Defect annealing in ultra-thin polycrystalline silicon films on glass: Rapid thermal versus laser processing

Abstract

Conventional thermal and line-focus diode laser annealing was applied to ultra-thin, 160nm, solid-phase crystallized phosphorous-doped Si film on glass to improve their crystal and electronic quality. Electronic quality improvement is reflected in higher dopant activation and lower sheet resistance. The active dopant concentration increases from 5.6×1019cm−3 in as-crystallized film to 7.6×1019cm−3 and 1.0×1020cm−3 after thermal and laser annealing respectively. Sheet resistance decreases from 75Ω/□, to 54Ω/□ and 45.1Ω/□ after thermal and laser annealing respectively.
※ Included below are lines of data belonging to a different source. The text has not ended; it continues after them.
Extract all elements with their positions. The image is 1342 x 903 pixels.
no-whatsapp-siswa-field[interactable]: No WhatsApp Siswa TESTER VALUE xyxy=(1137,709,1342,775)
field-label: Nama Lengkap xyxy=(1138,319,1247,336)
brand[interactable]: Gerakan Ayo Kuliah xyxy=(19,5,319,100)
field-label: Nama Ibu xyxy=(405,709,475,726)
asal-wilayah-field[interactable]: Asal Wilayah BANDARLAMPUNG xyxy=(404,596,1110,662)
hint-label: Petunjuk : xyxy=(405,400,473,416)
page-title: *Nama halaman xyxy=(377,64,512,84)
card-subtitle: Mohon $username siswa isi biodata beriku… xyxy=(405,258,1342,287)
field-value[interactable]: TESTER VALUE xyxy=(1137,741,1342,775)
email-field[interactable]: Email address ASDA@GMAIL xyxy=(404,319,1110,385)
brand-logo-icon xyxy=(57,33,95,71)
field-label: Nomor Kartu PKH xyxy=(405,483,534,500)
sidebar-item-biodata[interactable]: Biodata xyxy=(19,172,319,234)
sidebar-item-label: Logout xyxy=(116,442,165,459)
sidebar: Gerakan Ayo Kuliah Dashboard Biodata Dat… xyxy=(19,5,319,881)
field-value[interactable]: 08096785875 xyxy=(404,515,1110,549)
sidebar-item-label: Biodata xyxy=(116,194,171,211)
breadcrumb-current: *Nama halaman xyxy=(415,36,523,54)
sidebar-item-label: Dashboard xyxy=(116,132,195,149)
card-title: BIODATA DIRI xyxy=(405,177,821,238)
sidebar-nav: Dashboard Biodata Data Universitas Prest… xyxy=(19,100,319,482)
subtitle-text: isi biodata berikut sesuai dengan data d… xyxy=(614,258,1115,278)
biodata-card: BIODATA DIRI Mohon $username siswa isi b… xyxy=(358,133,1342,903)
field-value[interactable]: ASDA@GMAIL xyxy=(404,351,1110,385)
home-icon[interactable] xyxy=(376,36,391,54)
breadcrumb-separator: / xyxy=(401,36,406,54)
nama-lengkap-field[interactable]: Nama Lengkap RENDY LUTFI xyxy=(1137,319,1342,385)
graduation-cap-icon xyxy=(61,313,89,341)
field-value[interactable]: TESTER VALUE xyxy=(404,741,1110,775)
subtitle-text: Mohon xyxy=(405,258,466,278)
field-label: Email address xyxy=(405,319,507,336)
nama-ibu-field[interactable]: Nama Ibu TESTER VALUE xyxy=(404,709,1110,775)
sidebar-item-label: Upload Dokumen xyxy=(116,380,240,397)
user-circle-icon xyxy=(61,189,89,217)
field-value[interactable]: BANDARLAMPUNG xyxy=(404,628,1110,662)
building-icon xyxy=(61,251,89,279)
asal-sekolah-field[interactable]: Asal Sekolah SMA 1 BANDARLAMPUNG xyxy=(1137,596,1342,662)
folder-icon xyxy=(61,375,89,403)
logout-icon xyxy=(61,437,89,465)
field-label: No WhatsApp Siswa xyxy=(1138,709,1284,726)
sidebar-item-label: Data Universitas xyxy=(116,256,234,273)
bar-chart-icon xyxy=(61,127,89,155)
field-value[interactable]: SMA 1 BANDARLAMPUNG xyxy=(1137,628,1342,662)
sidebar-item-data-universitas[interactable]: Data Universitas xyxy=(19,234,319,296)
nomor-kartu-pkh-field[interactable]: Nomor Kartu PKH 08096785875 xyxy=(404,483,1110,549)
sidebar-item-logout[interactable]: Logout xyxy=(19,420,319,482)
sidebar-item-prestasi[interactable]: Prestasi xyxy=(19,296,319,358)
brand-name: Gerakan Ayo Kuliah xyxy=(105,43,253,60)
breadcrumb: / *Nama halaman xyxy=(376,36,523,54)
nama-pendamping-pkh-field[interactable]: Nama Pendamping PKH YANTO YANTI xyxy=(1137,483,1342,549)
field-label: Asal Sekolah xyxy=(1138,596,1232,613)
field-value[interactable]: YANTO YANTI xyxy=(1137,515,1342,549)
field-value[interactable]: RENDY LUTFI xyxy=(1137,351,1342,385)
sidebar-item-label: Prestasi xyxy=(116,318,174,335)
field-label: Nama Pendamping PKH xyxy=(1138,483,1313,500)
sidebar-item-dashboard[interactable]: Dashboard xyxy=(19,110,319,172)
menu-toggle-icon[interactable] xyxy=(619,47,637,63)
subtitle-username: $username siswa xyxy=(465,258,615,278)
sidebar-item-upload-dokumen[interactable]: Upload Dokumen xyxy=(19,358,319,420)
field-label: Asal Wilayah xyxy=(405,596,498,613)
However, electron mobility after laser annealing (86.6cm2/Vs) is lower than mobility in as-crystallized (92.5cm2/Vs) films and in the films after thermal annealing (95.3cm2/Vs). The lower mobility is likely due to scattering effects by higher concentration of ionized dopant. Crystal quality improvement is evidenced by TEM imaging. The observed intragrain defect (microtwins and dislocations) density is reduced after either thermal or laser annealing, the latter resulting in the lowest defect density. Thus, laser annealing allows achieving better crystal and electronic poly-Si film quality compared to conventional thermal annealing. Such a laser annealed poly-Si film can be used as a high quality seed layer for epitaxial thickening for solar cell and TFT applications.